Spot Mini and the slew of robots, like and unlike it, are here to help not hurt.
And this includes helping you bolster your bottom line with a brand new way to tap into the booming tech market.
A New World Ahead
Advances in artificial intelligence and robotics are accelerating faster than we could have ever imagined.
For tech investors this is opening up a whole new world of profit potential.
The money is pouring into this industry at an unbelievable rate and it’s only natural that many companies in this space will see nice runs in stock value over the coming months and years.
If you haven’t purchased your ticket for the robotics gravy train yet, you’ll seriously want consider doing so soon.
And don’t let Boston Dynamics’ current status as a private equity company discourage you.
There’s plenty of ways to capture lightning in a bottle with other robotics focused investments.
For example, CNBC reported the other week that the Global X Robotics and Artificial Intelligence ETF (BOTZ), has raked in over $650 million from investors last month alone.
And BOTZ isn’t the only robotics ETF that’s seeing an incredible influx of cash.
According to a recent NASDAQ report, the ROBO Global Robotics and Automation Index ETF (ROBO) was up a whopping 44.26% for 2017.
This is serious action for serious money makers.
And the trend will only get stronger this year.
Two Robotics Companies to Watch in 2018
The number of ways to claim a stake in the robotics industry is huge.
Healthcare is one such way, and according to market data could be one of the most lucrative.
Digital Journal reports:
“Global medical robotics market is expecting a lavish growth of 20.8% during forecasted period of 2017-2023.”

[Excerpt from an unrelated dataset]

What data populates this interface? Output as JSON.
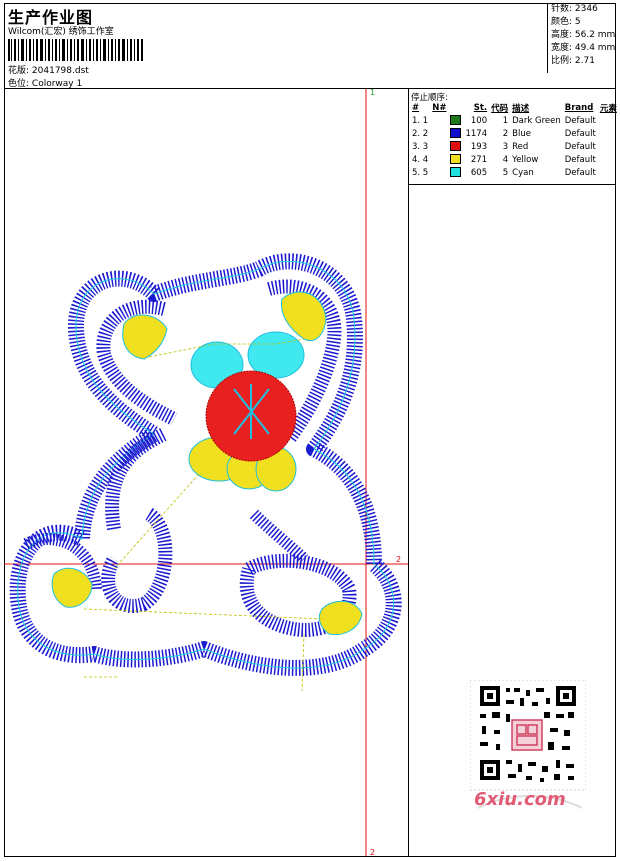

And stocks are following suit. Intuitive Surgical (NASDAQ: ISRG) for example, has been on strong, steady climb for the better part of a year.
And given industry data projections for exponentially increased growth in medical robots over the next few years this stock’s ceiling could still be well out of sight.

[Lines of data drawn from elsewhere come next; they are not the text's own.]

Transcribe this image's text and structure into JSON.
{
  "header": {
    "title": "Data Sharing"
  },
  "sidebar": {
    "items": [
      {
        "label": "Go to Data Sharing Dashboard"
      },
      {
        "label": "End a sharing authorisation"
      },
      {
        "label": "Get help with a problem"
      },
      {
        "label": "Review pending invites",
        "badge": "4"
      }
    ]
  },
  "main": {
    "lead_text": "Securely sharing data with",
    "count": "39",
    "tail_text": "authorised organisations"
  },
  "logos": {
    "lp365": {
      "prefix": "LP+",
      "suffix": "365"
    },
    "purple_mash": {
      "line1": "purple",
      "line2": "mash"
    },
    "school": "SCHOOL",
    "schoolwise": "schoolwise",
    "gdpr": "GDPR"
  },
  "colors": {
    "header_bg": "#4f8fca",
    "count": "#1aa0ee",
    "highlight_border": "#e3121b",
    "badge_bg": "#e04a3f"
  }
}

But that’s not the only company worth watching.
Rockwell Automation is making headlines too after posting a positive Q4 report.
Company sales were up 6.5% year-over-year. Organic sales were up 5.3%.
Commenting on the earnings beat in a recent Business Wire report, CEO Blake Moret notes:
“We had a good start to the fiscal year, with more than five percent organic sales growth in the first quarter. Growth continued to be broad-based across geographies. Heavy industry verticals performed well, supported by recovery in oil and gas. I am very pleased with our twelve percent Adjusted EPS growth in the quarter.”
2017’s chart is quite impressive.
And 2018, based off sentiment from its January report, looks even better.
The bottom line is the robotics revolution is here to stay.
And as it entrenches itself even more into our everyday lives why not bank some profits.